Ich glaube, dass es für die lange Geduld vieler Patienten verschiedene Gründe geben kann:
- die Patienten wussten vorher nicht, dass es so lange dauern kann, und haben das erst im Anmeldeprozess erfahren
- sie sind verzweifelt und kennen keine Alternativen (manchmal gibt es die ja auch eher weniger)
- die Patienten hoffen auf ein spezialisierte Behandlung für ihr Erkrankungsbild (z.B. Trauma- oder Exposition-Therapie), sie haben ambulant Therapie und ggf. auch weitere unterstützenden Angebote und nutzen die stationäre Therapie als einen spezialisierten Baustein in ihrer Gesamt-Behandlung (bestimmte Therapie-Verfahren sind ambulant schwer möglich), entweder, wenn es ihnen richtig schlecht geht, oder wenn ein spezialisierter Behandlungs-Schritt ansteht
- den Patienten ist die Möglichkeit dieser Zwischenlösung zwischen Psychiatrie und psychosomatischer Klinik gar nicht so bewusst
- die Verfügbarkeit solcher Stationen ist begrenzt (die gibt es zumeist, meine ich, nur in sehr großen Krankenhäusern, oftmals nur in Großstädten), die meisten kleineren Krankenhäuser verfügen oftmals nur über psychiatrische Abteilungen
- die Ärzte empfehlen oftmals eher psychosomatische Kliniken als psychosomatische Stationen in Krankenhäusern, man muss da erstmal drauf kommen, dass es auch so geht
- das Umfeld/ die Gestaltung psychosomatischer Kliniken ist anders als die von Krankenhäusern, sie wirken eher wie Hotels, vermitteln dadurch eher eine Atmosphäre von Erholung und Genesung als von Krankenhaus
- ...
und bestimmt noch weitere Punkt, nur sind das die ersten Ideen, die mir so in den Sinn kommen.

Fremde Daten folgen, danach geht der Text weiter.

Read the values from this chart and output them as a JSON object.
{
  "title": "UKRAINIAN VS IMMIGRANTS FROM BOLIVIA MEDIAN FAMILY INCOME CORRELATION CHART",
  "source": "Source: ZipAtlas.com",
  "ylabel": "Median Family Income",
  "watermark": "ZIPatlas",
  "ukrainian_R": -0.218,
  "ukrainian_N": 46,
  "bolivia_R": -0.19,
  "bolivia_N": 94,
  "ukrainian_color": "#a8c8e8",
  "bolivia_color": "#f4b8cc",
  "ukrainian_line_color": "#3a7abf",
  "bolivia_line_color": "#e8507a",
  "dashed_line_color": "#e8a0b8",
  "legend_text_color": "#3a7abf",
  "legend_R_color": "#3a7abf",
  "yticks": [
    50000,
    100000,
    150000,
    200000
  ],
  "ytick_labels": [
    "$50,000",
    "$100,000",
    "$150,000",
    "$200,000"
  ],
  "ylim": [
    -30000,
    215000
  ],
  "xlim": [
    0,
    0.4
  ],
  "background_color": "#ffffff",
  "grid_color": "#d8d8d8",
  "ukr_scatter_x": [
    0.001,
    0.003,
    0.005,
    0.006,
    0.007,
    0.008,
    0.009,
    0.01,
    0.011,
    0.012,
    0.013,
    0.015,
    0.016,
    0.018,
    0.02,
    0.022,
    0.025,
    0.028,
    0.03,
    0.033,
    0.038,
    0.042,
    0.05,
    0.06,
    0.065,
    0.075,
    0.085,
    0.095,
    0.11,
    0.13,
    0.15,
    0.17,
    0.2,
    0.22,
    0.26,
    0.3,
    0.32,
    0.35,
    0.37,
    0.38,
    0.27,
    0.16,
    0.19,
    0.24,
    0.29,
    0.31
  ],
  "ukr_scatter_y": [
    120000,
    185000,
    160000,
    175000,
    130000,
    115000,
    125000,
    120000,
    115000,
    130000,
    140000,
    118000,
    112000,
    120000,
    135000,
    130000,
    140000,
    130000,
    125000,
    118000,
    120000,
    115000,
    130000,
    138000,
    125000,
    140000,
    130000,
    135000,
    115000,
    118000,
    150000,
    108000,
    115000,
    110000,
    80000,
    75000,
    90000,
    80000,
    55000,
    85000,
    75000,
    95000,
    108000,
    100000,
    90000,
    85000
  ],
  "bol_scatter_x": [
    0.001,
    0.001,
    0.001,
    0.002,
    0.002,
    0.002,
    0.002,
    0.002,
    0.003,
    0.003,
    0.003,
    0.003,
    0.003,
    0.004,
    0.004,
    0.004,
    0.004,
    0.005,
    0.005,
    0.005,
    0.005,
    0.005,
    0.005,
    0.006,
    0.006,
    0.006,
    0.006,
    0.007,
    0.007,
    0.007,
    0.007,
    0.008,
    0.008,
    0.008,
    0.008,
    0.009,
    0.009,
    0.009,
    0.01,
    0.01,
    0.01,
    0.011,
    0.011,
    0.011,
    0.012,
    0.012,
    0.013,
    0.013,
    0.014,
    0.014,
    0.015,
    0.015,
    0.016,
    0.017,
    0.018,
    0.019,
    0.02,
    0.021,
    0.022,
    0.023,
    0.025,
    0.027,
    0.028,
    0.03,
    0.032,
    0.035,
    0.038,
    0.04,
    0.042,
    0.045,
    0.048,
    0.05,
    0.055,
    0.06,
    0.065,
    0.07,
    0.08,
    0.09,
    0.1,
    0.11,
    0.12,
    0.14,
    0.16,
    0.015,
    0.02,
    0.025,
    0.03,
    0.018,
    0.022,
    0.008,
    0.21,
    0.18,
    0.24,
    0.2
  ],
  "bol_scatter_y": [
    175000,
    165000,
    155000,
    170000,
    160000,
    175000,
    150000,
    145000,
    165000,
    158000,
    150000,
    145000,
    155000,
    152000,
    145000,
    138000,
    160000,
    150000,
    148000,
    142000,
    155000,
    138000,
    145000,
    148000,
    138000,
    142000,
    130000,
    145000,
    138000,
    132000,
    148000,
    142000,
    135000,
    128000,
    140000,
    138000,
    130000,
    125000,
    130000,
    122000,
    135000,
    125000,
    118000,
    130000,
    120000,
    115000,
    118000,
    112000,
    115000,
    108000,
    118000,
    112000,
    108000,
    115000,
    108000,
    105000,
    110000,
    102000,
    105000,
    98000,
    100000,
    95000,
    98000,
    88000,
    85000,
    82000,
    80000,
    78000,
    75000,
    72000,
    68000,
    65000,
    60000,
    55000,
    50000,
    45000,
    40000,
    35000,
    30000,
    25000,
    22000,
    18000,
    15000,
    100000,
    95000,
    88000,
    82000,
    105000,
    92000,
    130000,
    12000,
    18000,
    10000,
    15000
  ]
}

Ich finde es wirklich immer wieder erschreckend, wenn ich in der Klinik auf Patienten treffe, die das zum ersten Mal erlebt haben und völlig fertig sind. Viele sagen Ja, aber da stand doch akut auf der Einweisung, ich hätte nie gedacht, dass das so lange dauern würde, viele sind einfach nur völlig überrumpelt von dem Zeitraum, viele wussten nicht, dass sie nach der Genehmigung der Kasse noch die Warteliste der Klinik haben, viele hatten viel Stress mit der Genehmigung ...
Da wird denen, die eh schon ganz am Boden liegen, wirklich teilweise sehr viel zugemutet.
Ich selber bin auch immer noch mal wieder überrascht, wie schwierig es werden kann, obwohl ich das Verfahren inzwischen kenne.
Wenn die ambulante Psychotherapie-Versorgung nicht so am Boden wäre, wenn nicht der Bedarf das Angebot so massiv übersteigen würde, gäbe es diese Probleme auch nicht in dieser krassen Form.
Aber noch ein paar positive Gedanken zum Schluss: Manchmal geht es ja auch ganz schnell und unkompliziert . Nicht alle Kliniken haben so lange Wartezeiten, und irgendwann geht auch die längste Wartezeit vorbei.